New York’s Fat Beach Day gives plus-size people a space to be themselves

https://lemmy.world/post/16821334

New York’s Fat Beach Day gives plus-size people a space to be themselves - Lemmy.World

Jacob Riis Beach hosts the day of body positivity and fun, in the city at the heart of the fat acceptance movement Fat Beach Day events are springing up across the US in an effort to fight back against fat-phobia, reclaim safe spaces for the community and honor plus-size culture. Today, one of these celebrations is being held to coincide with Pride month at Jacob Riis Beach in New York, a location deeply ensconced in the city’s activism space.

Is normalizing obesity really a good thing?
No, but neither is body shaming, and fat people get a lot of that at a beach.

Yup. They just want a single day to enjoy the beach and feel safe and not be judged.

The internet loses its damned mind

A lot of people seem to think that you can shame people out of obesity, which is nonsense. We live in a country where processed foods are cheap and easy when people barely have enough time to relax, let alone cook. Those processed foods are also designed by everything from scientists specializing in creating new flavors to psychologists to get people to buy them, so they do. We also live in a country where a lot of people are expected to just sit in a chair for eight hours with maybe a couple of short breaks and a lot of them end up doing regular overtime (and that doesn’t count commuting time, when they are also likely sitting).
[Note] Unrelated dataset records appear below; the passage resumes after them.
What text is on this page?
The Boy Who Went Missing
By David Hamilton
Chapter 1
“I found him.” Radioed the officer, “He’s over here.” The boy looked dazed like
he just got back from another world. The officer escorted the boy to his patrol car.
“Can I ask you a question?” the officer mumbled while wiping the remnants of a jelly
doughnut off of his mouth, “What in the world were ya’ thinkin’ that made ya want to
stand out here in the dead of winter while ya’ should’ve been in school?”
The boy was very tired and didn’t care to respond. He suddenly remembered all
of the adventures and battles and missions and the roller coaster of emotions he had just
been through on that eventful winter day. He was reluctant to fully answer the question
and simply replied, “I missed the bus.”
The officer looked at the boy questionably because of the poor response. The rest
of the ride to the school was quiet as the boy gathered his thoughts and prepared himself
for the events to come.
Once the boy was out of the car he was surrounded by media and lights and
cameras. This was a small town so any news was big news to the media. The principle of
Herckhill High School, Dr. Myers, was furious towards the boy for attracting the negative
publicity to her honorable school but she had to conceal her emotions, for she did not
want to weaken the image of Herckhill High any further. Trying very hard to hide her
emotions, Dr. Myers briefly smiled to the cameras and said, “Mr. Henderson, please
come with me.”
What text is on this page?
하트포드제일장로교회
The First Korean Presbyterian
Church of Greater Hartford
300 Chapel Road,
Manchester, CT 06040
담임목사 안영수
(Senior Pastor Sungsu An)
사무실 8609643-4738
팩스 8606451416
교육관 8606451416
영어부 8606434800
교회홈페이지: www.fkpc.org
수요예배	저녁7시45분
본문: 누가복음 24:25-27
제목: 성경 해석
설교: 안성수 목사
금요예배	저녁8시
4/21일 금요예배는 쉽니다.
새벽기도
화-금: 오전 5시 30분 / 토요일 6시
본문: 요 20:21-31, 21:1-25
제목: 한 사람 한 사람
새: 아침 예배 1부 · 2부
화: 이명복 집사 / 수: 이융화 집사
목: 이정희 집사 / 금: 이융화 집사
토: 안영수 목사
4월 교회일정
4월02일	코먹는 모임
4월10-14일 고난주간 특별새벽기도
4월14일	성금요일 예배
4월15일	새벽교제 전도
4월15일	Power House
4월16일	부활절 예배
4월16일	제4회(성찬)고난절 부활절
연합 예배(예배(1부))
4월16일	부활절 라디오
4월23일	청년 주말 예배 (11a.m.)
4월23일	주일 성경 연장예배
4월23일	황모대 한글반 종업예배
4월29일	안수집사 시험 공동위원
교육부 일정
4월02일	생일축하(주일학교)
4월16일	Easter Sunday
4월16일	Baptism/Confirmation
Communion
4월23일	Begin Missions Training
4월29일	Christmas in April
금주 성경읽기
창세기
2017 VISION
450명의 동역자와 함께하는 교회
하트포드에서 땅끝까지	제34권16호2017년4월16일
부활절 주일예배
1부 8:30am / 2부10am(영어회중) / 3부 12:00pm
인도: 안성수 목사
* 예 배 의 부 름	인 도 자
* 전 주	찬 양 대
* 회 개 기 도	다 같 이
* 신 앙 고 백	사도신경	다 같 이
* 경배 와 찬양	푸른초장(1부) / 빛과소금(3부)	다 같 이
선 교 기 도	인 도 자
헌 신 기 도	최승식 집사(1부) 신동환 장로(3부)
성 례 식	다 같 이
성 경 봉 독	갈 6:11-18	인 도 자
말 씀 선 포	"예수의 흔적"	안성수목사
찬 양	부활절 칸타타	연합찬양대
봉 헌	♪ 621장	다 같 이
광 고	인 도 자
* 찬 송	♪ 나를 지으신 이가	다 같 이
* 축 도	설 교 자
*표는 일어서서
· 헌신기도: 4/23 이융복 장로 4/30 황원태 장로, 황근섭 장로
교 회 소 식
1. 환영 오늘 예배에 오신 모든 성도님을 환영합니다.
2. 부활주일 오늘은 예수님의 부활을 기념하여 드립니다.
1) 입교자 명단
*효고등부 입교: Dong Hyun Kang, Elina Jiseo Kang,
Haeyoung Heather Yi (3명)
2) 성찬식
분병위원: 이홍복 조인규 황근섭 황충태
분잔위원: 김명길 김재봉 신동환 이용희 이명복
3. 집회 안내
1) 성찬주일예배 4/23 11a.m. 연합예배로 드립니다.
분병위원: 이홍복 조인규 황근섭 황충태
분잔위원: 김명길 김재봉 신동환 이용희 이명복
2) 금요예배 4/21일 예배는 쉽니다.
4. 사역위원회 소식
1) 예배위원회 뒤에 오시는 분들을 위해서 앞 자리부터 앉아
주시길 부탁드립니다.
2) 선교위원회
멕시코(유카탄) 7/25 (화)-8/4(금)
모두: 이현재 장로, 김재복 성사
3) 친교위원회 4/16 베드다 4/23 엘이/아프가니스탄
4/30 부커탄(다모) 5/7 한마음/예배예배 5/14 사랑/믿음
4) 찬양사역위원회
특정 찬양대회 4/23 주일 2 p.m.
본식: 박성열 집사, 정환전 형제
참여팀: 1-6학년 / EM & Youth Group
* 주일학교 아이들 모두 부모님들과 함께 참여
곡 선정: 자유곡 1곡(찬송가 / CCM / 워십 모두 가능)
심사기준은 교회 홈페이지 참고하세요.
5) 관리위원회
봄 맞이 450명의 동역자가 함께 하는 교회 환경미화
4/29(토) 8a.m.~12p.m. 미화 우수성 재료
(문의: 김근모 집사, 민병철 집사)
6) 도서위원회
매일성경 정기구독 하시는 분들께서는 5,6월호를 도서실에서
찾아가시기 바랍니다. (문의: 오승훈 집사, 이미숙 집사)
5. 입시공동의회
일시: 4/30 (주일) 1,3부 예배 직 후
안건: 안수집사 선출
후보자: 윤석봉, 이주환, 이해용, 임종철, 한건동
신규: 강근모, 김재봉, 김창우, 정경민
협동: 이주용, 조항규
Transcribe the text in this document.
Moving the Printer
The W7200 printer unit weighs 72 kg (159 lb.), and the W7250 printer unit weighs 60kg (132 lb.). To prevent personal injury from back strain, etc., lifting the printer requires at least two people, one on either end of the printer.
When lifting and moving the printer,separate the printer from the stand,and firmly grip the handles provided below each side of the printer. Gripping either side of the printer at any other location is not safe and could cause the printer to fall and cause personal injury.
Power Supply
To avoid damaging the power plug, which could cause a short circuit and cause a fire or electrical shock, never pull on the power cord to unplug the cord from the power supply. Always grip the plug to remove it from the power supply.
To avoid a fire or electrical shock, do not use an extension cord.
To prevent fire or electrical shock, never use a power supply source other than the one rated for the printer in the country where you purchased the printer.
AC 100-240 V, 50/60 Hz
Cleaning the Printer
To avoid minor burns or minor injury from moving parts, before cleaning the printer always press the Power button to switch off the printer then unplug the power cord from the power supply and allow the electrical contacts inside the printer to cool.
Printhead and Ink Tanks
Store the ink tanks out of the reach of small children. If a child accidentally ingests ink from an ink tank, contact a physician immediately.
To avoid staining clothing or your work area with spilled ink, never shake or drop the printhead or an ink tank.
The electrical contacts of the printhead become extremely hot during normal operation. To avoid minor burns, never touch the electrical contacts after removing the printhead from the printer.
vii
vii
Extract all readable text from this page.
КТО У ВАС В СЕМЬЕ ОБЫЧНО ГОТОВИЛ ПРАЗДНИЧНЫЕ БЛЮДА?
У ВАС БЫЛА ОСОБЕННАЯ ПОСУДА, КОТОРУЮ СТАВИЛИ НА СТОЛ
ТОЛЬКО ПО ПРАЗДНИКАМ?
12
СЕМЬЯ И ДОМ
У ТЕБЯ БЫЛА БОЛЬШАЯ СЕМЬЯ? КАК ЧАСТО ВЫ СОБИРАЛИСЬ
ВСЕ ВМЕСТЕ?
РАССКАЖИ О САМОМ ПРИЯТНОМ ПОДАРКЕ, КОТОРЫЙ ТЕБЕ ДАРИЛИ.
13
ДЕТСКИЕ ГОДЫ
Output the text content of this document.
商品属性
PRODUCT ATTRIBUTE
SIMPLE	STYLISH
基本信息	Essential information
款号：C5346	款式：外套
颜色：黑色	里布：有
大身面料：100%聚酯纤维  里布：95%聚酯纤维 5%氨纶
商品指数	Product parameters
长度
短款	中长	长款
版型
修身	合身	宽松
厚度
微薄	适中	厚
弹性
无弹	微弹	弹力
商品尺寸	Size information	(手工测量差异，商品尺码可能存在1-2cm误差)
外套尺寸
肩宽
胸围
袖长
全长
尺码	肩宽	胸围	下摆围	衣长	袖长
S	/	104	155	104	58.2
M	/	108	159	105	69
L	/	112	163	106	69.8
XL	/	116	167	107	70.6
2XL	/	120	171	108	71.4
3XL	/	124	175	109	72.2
Of course there’s an obesity epidemic. Why wouldn’t there be? But shaming people for being fat when they don’t have time to cook or the energy to exercise and are forced to spend large portions of their lives sedentary is not the solution. You need to attack the problem at the source, not the terminus.

I hate this line. “Processed foods are cheap and easy.”

Theyre easy, but they’re not cheap.

You can eat much more cheaply if you spend a little bit of time cooking. There’s no fast food meal that beats the price of a simple pasta with some chicken, or rice and beans with bacon, or a beef stew. You can get per serving portions of those for less than $2 USD and all of them use meat. You can get vegetarian dishes down to less than a dollar per portion.

None of those require anything more than a single pot and pan, and a half hour of actual cooking.

Besides, the vast majority of obese people are drinking 1000+ calories a day. Thats not about cheap or easy, water is the cheapest and easiest drink available. They just choose not to.

I say this as someone who drinks coke every single day, and has a BMI under 20. Weight is about portion control. Health is about nutritional balance and exercise.

Now, the lack of education around cooking and nutrition, that’s a problem.

You can eat much more cheaply if you spend a little bit of time cooking.

I addressed this already. Many people barely have enough time to relax and de-stress from their horrible job possibly plus their horrible commute. Expecting everyone to be able to have the psychological fortitude to take the time to cook a meal regularly is asking a lot of a lot of people. Ingredients for cooking may be cheap. Energy for cooking is not a purchasable commodity.

I’m just arguing that it’s not BOTH cheap and easy. It’s only one of those.

Also, don’t cook every meal. I cook 10 portions at a time for my family every time I make dinner and put leftovers in the fridge (or freezer) which reduces the total time to cook per week quite significantly. It barely takes longer to cook 10 portions compared to 2 portions, which drops the per portion cook time down to single digit minutes.

If you think it is easy to have the mental and physical fortitude to cook, you are not working a job that grinds you into the dirt like so many others.

The biggest problem is the lack of planning. If you come home after working and don’t know what you have or what you’re going to make of course it’s going to feel difficult.

So spend 15 minutes on the weekend making a plan for all your meals for the week. Do a single grocery shop for everything you need to reduce trips to the store.

The when you get home on Wednesday, you already know you’re going to cook up some grilled cheese with soup (that’s in your freezer from last week when you made 5 portions) and you can pull it together while you watch an episode of your favorite tv show on the tablet you prop up on your counter.

No, the biggest problem is, as I keep saying, the lack of energy. You can plan to do whatever you want before work. By the time work is over, you won’t have the energy to do it. That’s why I at my last job I got up at 5:30 am to exercise, because as tired as I was, I knew I wouldn’t be able to do it after work no matter what sort of exercise I was planning to do.

If your job is so physically demanding as to make it impossible to stand, cut, and stir things, then why the fuck are you working out on top of that? Not to mention how much harder it should be to get fat in the first place…

You can eat ultra processed meals at that point, just don’t have four potions of them per meal and you won’t gain weight.

You seem to think mental weariness isn’t a problem when it’s a huge problem. Maybe your job doesn’t wear your out psychologically. Many people can’t say the same.